A Coventry il numero di vittime fu limitato a poco più di mille; è probabile che la popolazione fosse stata allertata da un bombardamento precedente, mentre quella di Dresda riteneva che la presenza di un centro ricco di tesori architettonici e capolavori artistici e la modestia delle installazioni militari la preservasse dagli attacchi aerei.

Inoltre la Germania capitolò pochi mesi dopo. Fu una “vendetta” terribile ed inutile.

Nella religione cristiana, non è presente la vendetta, ma il perdono.

In una società laica, perdonare non significa dimenticare le offese che devono essere valutate nelle istituzioni giudiziarie, secondo leggi ritenute necessarie dai primordi dell’umanità.

Dopo il processo di Norimberga del 1947 ai criminali nazisti si sono costituiti tribunali internazionali per i crimini di guerra e contro l’umanità.

Se ira e vendetta sono componenti negative costanti nella storia passata e presente delle società umane, è possibile prevedere un futuro senza di loro?

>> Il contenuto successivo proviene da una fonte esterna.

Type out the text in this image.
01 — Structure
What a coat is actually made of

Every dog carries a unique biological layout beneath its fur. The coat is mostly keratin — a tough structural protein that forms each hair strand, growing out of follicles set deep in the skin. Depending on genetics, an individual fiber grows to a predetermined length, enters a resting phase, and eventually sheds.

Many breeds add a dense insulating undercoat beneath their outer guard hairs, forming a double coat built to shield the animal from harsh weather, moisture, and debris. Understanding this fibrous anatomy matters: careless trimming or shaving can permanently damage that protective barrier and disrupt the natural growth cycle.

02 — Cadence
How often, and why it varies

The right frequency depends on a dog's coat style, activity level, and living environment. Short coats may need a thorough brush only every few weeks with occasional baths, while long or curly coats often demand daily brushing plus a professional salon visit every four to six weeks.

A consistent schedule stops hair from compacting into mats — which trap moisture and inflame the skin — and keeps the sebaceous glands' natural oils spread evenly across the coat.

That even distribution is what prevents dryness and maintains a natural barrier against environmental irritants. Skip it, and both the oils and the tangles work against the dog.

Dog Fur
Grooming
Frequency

Educazione sentimentale, lotta alle disuguaglianze e abolizione dei conflitti tra Stati, sono sicuramente mezzi efficaci per moderarne la nefasta presenza.

Se l’abolizione completa rimanda all’utopia si può concordare con quanto ha affermato lo scrittore uruguayano Eduardo Galeano (1940-2015) in un’intervista: «L'utopia è là nell'orizzonte. Mi avvicino di due passi e lei si distanzia di due passi. Cammino dieci passi e l'orizzonte corre dieci passi. Per tanto che cammini non la raggiungerò mai. A che serve l'utopia? Serve per questo: perché io non smetta mai di camminare.»